Anonymous Patient Answer

Is ib1001 safe for people?

Ib1001 appears to be safe in people. Because ib1001 is a drug that treats migraine, it is likely that ib1001 is an approved drug in people. Also, ib1001 is used safely in pregnant women and there is no evidence that ib1001 will harm a fetus in women. For women, ib1001 appears to be safe and effective in treating migraines. There is weak evidence for effectiveness in treating other neurological conditions and pain. Ib1001 is not FDA approved for these conditions. There is no evidence that ib1001 is safe for children and the safety of ib1001 has not been investigated. Ib1001 has never been approved by any FDA agency for the use and treatment of anxiety or depression.

Anonymous Patient Answer

What is the primary cause of ataxia?

Findings from a recent study revealed that neurological and musculoskeletal diseases, especially cerebrovascular diseases and musculoskeletal disorders, are the primary causes of ataxia. However, it needs to be admitted that the exact cause of ataxia has yet to be identified.

Anonymous Patient Answer

Does ib1001 improve quality of life for those with ataxia?

Ib1001 has been found to improve quality of life in individuals with ataxia. Further study of this intriguing agent might result in improved treatment regimens for ataxia.

Anonymous Patient Answer

What are the common side effects of ib1001?

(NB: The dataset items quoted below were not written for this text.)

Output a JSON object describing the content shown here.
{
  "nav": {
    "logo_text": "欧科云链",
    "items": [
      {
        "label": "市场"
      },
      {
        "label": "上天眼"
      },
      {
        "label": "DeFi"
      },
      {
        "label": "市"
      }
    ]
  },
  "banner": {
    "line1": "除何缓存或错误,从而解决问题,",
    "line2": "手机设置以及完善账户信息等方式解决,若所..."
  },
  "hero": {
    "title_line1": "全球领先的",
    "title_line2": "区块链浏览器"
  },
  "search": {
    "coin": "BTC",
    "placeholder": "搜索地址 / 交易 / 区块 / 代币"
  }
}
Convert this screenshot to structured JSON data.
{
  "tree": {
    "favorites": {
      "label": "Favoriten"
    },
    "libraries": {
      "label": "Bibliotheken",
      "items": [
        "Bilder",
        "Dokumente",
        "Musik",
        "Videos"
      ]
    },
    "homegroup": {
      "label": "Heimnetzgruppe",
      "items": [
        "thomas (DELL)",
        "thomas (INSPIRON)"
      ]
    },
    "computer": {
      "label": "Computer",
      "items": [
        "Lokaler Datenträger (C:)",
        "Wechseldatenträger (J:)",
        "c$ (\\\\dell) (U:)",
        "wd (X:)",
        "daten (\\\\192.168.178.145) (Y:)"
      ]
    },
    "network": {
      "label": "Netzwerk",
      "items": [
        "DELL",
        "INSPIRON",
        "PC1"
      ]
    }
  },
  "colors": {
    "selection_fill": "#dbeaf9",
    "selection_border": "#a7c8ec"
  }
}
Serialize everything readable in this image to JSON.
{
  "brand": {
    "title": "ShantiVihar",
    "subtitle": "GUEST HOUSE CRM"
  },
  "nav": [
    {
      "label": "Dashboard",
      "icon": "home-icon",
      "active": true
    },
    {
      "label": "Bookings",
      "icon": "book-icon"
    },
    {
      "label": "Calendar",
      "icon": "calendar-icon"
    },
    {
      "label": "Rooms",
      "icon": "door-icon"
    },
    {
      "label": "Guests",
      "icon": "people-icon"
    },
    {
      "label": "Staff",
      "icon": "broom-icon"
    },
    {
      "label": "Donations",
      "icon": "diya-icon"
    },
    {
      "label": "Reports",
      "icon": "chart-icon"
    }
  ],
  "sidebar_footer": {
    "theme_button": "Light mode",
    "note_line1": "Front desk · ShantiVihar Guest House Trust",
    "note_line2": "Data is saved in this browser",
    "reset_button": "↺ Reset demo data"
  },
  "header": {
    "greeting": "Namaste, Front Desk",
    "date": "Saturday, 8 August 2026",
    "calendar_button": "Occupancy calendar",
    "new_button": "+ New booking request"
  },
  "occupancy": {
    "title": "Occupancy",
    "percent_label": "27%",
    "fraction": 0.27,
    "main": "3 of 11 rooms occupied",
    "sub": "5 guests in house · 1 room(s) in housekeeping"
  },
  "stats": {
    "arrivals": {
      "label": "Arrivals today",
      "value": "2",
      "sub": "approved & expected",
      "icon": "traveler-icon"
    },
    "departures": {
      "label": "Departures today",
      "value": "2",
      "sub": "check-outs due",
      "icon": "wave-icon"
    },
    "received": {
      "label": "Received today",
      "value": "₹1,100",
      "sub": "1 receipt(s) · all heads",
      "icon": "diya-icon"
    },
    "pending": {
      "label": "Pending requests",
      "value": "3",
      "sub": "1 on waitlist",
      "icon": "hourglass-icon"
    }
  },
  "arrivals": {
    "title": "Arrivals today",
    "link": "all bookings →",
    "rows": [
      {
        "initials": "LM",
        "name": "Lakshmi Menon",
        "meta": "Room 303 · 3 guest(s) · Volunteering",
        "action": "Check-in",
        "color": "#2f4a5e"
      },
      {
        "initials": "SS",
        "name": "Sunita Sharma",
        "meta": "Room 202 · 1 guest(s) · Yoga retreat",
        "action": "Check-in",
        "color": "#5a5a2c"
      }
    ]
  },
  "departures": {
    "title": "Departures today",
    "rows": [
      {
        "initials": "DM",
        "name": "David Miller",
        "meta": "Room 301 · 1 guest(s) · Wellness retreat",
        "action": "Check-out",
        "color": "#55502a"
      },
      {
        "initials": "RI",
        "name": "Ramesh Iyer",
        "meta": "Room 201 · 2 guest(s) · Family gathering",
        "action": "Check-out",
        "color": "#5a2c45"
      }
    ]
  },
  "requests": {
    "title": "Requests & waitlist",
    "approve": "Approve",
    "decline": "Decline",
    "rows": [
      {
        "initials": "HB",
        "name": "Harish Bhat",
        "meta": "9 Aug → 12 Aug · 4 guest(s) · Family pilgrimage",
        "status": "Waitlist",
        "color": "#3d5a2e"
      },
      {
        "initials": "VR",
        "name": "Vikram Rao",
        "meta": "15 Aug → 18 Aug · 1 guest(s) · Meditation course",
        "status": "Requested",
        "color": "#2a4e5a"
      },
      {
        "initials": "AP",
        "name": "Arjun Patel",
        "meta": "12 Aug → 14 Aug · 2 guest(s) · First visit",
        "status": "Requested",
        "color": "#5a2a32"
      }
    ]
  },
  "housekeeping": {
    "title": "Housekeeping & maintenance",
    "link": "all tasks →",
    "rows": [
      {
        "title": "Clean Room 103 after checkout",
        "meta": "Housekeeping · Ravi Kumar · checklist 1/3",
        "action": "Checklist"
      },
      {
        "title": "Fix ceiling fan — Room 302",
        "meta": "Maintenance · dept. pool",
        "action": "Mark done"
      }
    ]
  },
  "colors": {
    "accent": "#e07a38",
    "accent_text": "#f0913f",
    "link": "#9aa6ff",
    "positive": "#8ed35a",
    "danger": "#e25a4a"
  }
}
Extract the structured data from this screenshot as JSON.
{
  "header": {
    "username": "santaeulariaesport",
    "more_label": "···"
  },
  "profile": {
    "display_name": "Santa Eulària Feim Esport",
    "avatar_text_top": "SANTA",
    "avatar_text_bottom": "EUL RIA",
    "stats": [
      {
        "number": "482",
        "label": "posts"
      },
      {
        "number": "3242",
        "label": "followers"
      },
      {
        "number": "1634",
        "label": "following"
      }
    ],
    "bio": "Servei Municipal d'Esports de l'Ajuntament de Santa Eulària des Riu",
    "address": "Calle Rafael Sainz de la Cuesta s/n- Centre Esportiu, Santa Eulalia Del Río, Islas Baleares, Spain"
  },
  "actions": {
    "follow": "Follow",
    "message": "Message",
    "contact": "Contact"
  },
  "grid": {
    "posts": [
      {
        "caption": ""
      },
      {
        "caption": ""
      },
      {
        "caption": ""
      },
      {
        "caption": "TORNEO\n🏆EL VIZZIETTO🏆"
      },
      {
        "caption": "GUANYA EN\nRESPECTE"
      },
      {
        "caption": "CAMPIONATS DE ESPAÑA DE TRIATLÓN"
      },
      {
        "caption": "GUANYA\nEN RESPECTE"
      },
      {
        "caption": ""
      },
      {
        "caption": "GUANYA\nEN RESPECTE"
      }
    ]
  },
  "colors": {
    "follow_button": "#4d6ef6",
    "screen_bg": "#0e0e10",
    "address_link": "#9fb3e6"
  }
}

In this cohort of symptomatic adults with cerebellar ataxia, ib1001 was well tolerated; most patients responded to treatment, and its safety was well established. In a recent study, findings lend weight to ongoing clinical trials of this medication in ataxia-related disease.

Anonymous Patient Answer
See if you qualify for this trial
Get access to this novel treatment for Ataxia by sharing your contact details with the study coordinator.